О,- думал кентавр,- как недоброжелательна судьба, заставляющая детей покидать своих родителей! Казалось бы, куда справедливей, если б отцы и дети, и дети детей, и прадеды жили всегда вместе. Старшие уберегали бы младших от ошибок, а младшие своей энергией придавали старикам сил!
Но Хирон понимал, что это эгоистичные мысли и невозможно удержать птенца в гнезде после того, как покрылись перьями крылья, и птенец почувствовал под крылом упругий ветер свободы.
Всему, что знал и умел сам, обучил Хирон Ясна. Поведал мудрый кентавр подростку о мире и войнах, о земле и Олимпе. Не удержался похвастать, что, когда Ясон был маленьким, почтила его своим вниманием богиня Гера.
За эти годы состарился Хирон, поседела его голова. Уж не столь зорок глаз кентавра, не так стремителен его бег. Похоронил Хирон за это время немало друзей. В царство мертвых ушла и возлюбленная Федора.

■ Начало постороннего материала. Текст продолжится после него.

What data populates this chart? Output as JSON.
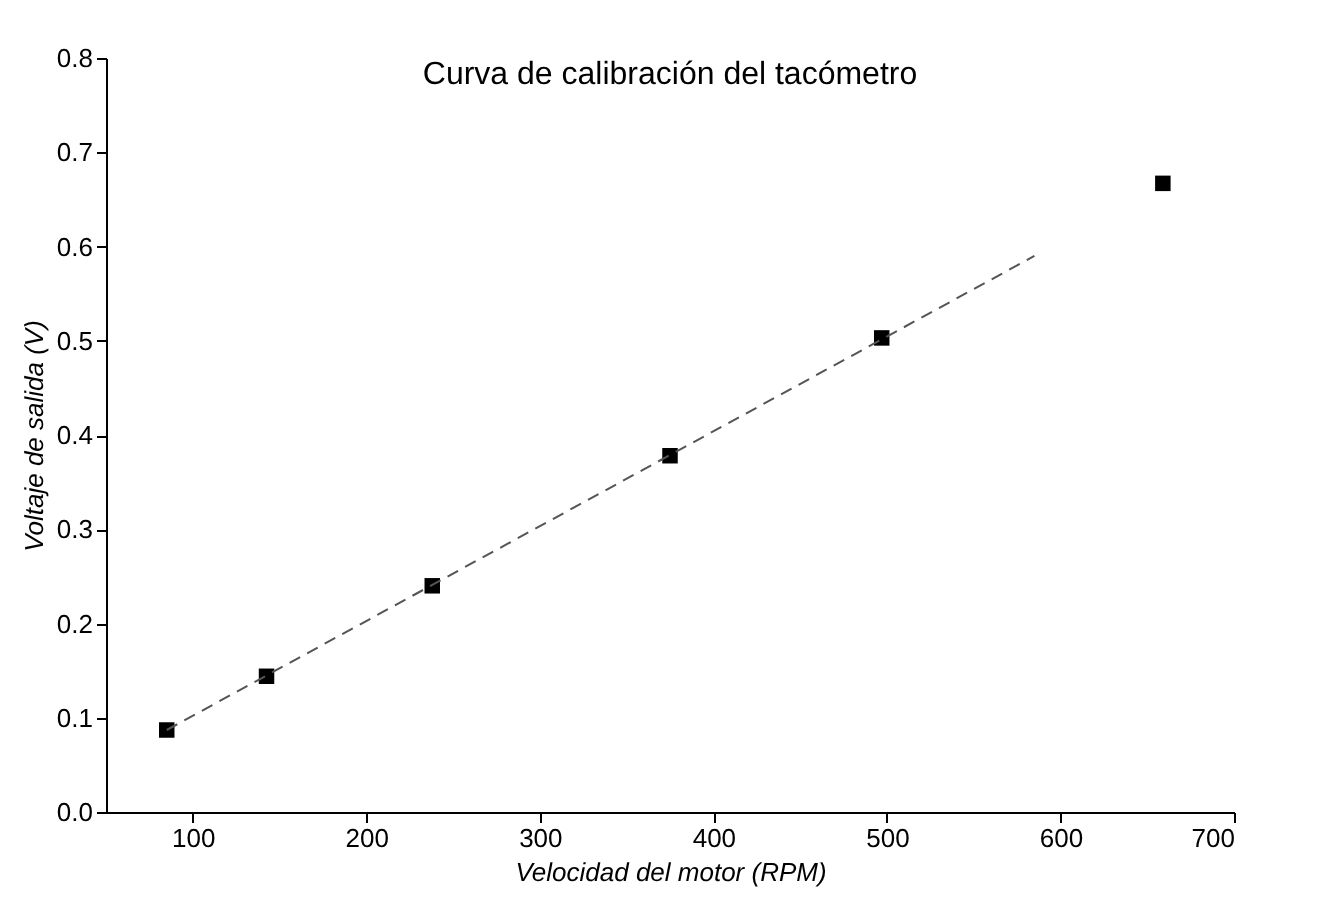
{
  "chart_data": {
    "type": "scatter",
    "title": "Curva de calibración del tacómetro",
    "xlabel": "Velocidad del motor (RPM)",
    "ylabel": "Voltaje de salida (V)",
    "x": [
      85,
      142.5,
      238,
      375,
      497,
      659
    ],
    "series": [
      {
        "color": "#000000",
        "values": [
          0.087,
          0.144,
          0.24,
          0.378,
          0.503,
          0.667
        ],
        "marker": "square"
      },
      {
        "type": "line",
        "color": "#555555",
        "x": [
          85,
          585
        ],
        "values": [
          0.087,
          0.59
        ],
        "line_style": "dashed",
        "marker": "none"
      }
    ],
    "xlim": [
      50,
      700
    ],
    "xticks": [
      100,
      200,
      300,
      400,
      500,
      600,
      700
    ],
    "ylim": [
      0,
      0.8
    ],
    "yticks": [
      {
        "value": 0,
        "label": "0.0"
      },
      {
        "value": 0.1,
        "label": "0.1"
      },
      {
        "value": 0.2,
        "label": "0.2"
      },
      {
        "value": 0.3,
        "label": "0.3"
      },
      {
        "value": 0.4,
        "label": "0.4"
      },
      {
        "value": 0.5,
        "label": "0.5"
      },
      {
        "value": 0.6,
        "label": "0.6"
      },
      {
        "value": 0.7,
        "label": "0.7"
      },
      {
        "value": 0.8,
        "label": "0.8"
      }
    ],
    "grid": false
  }
}
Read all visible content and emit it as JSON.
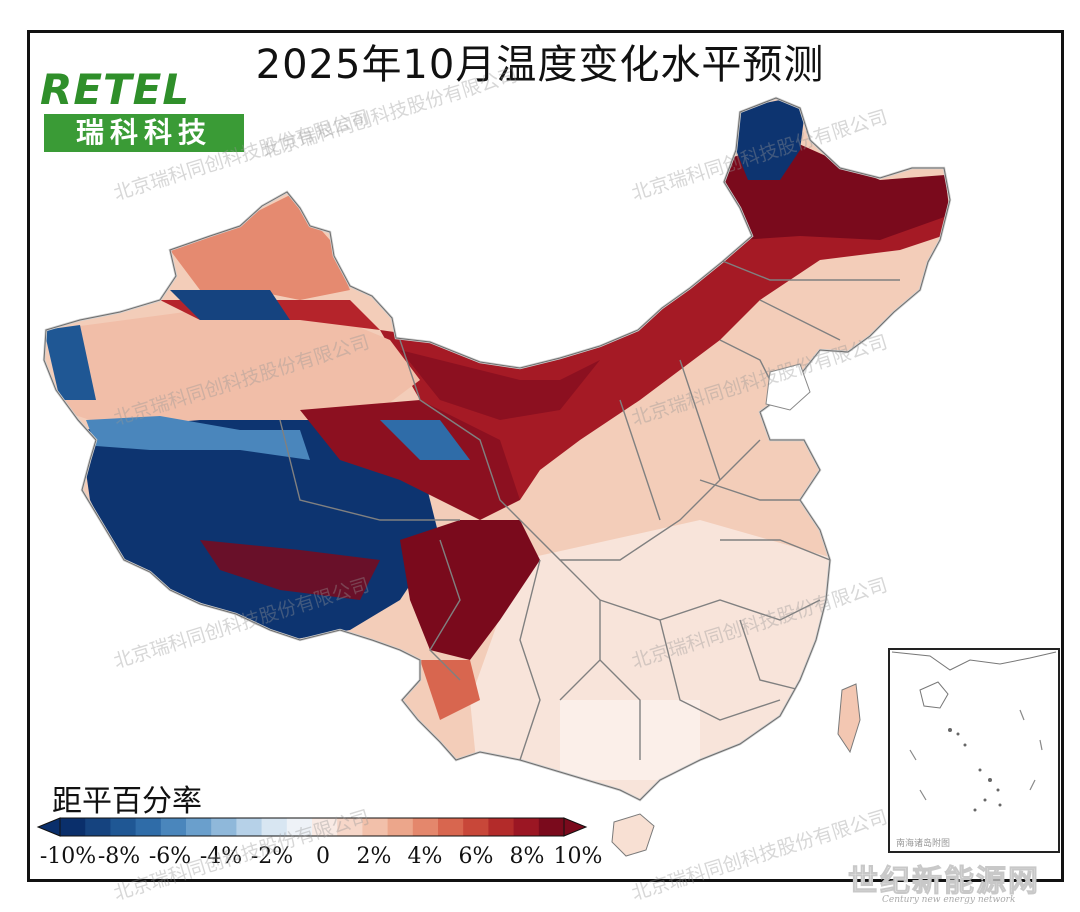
{
  "map": {
    "title": "2025年10月温度变化水平预测",
    "legend_title": "距平百分率",
    "logo": {
      "brand": "RETEL",
      "sub": "瑞科科技"
    },
    "watermarks": [
      "北京瑞科同创科技股份有限公司",
      "北京瑞科同创科技股份有限公司",
      "北京瑞科同创科技股份有限公司",
      "北京瑞科同创科技股份有限公司",
      "北京瑞科同创科技股份有限公司",
      "北京瑞科同创科技股份有限公司",
      "北京瑞科同创科技股份有限公司",
      "北京瑞科同创科技股份有限公司",
      "北京瑞科同创科技股份有限公司"
    ],
    "colorbar": {
      "ticks": [
        "-10%",
        "-8%",
        "-6%",
        "-4%",
        "-2%",
        "0",
        "2%",
        "4%",
        "6%",
        "8%",
        "10%"
      ],
      "colors": [
        "#0a2f6b",
        "#15437f",
        "#1f5794",
        "#2f6ca8",
        "#4a86bc",
        "#6a9fcc",
        "#8fb8da",
        "#b6d1e8",
        "#d8e6f2",
        "#eef2f7",
        "#f9eae4",
        "#f6d6c8",
        "#f2c0aa",
        "#eca68b",
        "#e4876c",
        "#d8664f",
        "#c84739",
        "#b32b2a",
        "#9b1623",
        "#7a0a1c"
      ]
    },
    "inset_caption": "南海诸岛附图",
    "corner_mark": "世纪新能源网",
    "corner_sub": "Century new energy network"
  }
}
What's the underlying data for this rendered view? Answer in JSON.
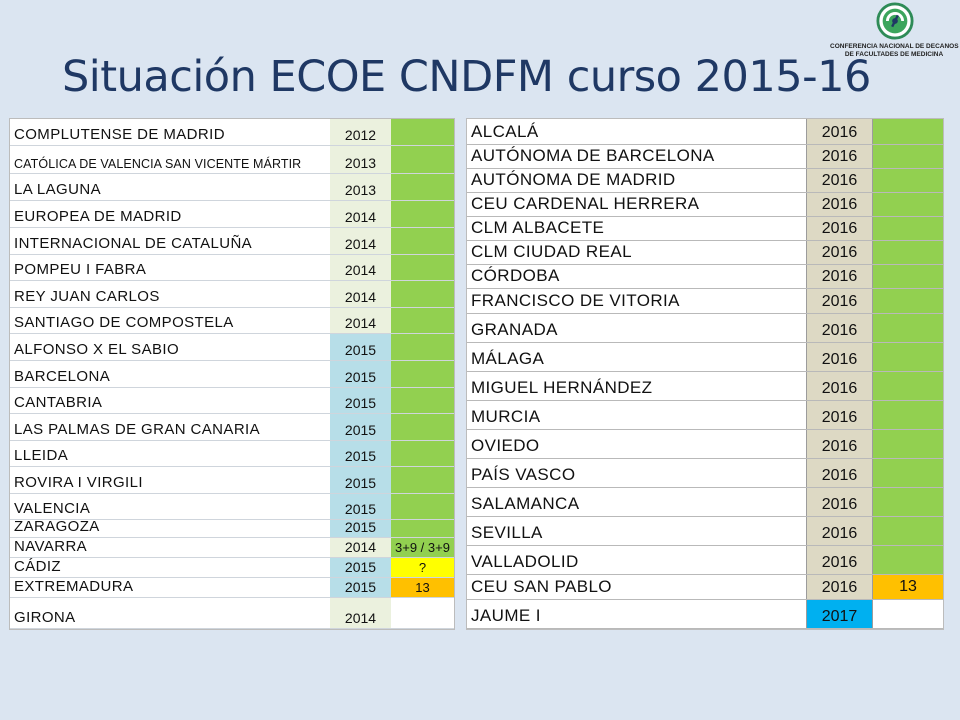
{
  "title": "Situación ECOE CNDFM curso 2015-16",
  "logo": {
    "line1": "CONFERENCIA NACIONAL DE DECANOS",
    "line2": "DE FACULTADES DE MEDICINA",
    "icon": "cndfm-logo-icon"
  },
  "colors": {
    "title": "#1f3864",
    "background": "#dbe5f1",
    "year_2012_2014": "#ebf1de",
    "year_2015": "#b7dee8",
    "year_2016": "#ddd9c4",
    "year_2017": "#00b0f0",
    "status_green": "#92d050",
    "status_yellow": "#ffff00",
    "status_orange": "#ffc000"
  },
  "left_table": {
    "rows": [
      {
        "name": "COMPLUTENSE DE MADRID",
        "year": "2012",
        "status": ""
      },
      {
        "name": "CATÓLICA DE VALENCIA SAN VICENTE MÁRTIR",
        "year": "2013",
        "status": ""
      },
      {
        "name": "LA LAGUNA",
        "year": "2013",
        "status": ""
      },
      {
        "name": "EUROPEA DE MADRID",
        "year": "2014",
        "status": ""
      },
      {
        "name": "INTERNACIONAL DE CATALUÑA",
        "year": "2014",
        "status": ""
      },
      {
        "name": "POMPEU I FABRA",
        "year": "2014",
        "status": ""
      },
      {
        "name": "REY JUAN CARLOS",
        "year": "2014",
        "status": ""
      },
      {
        "name": "SANTIAGO DE COMPOSTELA",
        "year": "2014",
        "status": ""
      },
      {
        "name": "ALFONSO X EL SABIO",
        "year": "2015",
        "status": ""
      },
      {
        "name": "BARCELONA",
        "year": "2015",
        "status": ""
      },
      {
        "name": "CANTABRIA",
        "year": "2015",
        "status": ""
      },
      {
        "name": "LAS PALMAS DE GRAN CANARIA",
        "year": "2015",
        "status": ""
      },
      {
        "name": "LLEIDA",
        "year": "2015",
        "status": ""
      },
      {
        "name": "ROVIRA I VIRGILI",
        "year": "2015",
        "status": ""
      },
      {
        "name": "VALENCIA",
        "year": "2015",
        "status": ""
      },
      {
        "name": "ZARAGOZA",
        "year": "2015",
        "status": ""
      },
      {
        "name": "NAVARRA",
        "year": "2014",
        "status": "3+9 / 3+9"
      },
      {
        "name": "CÁDIZ",
        "year": "2015",
        "status": "?"
      },
      {
        "name": "EXTREMADURA",
        "year": "2015",
        "status": "13"
      },
      {
        "name": "GIRONA",
        "year": "2014",
        "status": ""
      }
    ]
  },
  "right_table": {
    "rows": [
      {
        "name": "ALCALÁ",
        "year": "2016",
        "status": ""
      },
      {
        "name": "AUTÓNOMA DE BARCELONA",
        "year": "2016",
        "status": ""
      },
      {
        "name": "AUTÓNOMA DE MADRID",
        "year": "2016",
        "status": ""
      },
      {
        "name": "CEU CARDENAL HERRERA",
        "year": "2016",
        "status": ""
      },
      {
        "name": "CLM ALBACETE",
        "year": "2016",
        "status": ""
      },
      {
        "name": "CLM CIUDAD REAL",
        "year": "2016",
        "status": ""
      },
      {
        "name": "CÓRDOBA",
        "year": "2016",
        "status": ""
      },
      {
        "name": "FRANCISCO DE VITORIA",
        "year": "2016",
        "status": ""
      },
      {
        "name": "GRANADA",
        "year": "2016",
        "status": ""
      },
      {
        "name": "MÁLAGA",
        "year": "2016",
        "status": ""
      },
      {
        "name": "MIGUEL HERNÁNDEZ",
        "year": "2016",
        "status": ""
      },
      {
        "name": "MURCIA",
        "year": "2016",
        "status": ""
      },
      {
        "name": "OVIEDO",
        "year": "2016",
        "status": ""
      },
      {
        "name": "PAÍS VASCO",
        "year": "2016",
        "status": ""
      },
      {
        "name": "SALAMANCA",
        "year": "2016",
        "status": ""
      },
      {
        "name": "SEVILLA",
        "year": "2016",
        "status": ""
      },
      {
        "name": "VALLADOLID",
        "year": "2016",
        "status": ""
      },
      {
        "name": "CEU SAN PABLO",
        "year": "2016",
        "status": "13"
      },
      {
        "name": "JAUME I",
        "year": "2017",
        "status": ""
      }
    ]
  }
}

Можно было подумать о близкой кончине, чтобы в порядок привести дела и мысли. Но одно лишь терзало старого кентавра: так и не смог он рассказать правду о происхождении Ясона, правду о том предательстве, что совершил родной Ясону по крови человек, брат отца Ясона Пелий. И эта тайна тяжким бременем лежала на сердце кентавра.
Не раз, и не два приставал Ясон к приемному отцу с расспросами, пытаясь узнать причину той задумчивости и печали, что временами туманила взор старого кентавра.
О, Хирон,- приставал юноша.- Разве есть у тебя заботы, которые я не сумел бы развеять? Разве я не воспитан тобой в почтении и уважении - и не выполню того, что тебе, видимо, не по силам, но что мешает тебе радоваться жизни?
Лишь молодость радостна, Ясон,- отнекивался кентавр.- Ну, какие у меня хлопоты-заботы? Просто годы дают знать о себе - вот и все, а тут, сам рассуди, чем ты мне поможешь?
Старость приходит к каждому - и это правильно, потому что следом за старостью приходит смерть, чтобы освободить для юных и здоровых место под солнцем.
Глупые мысли! -сердился Ясон, видя, как сдал кентавр в последнее время.- Разве тут мало места?! - указывал юноша на дальние горизонты.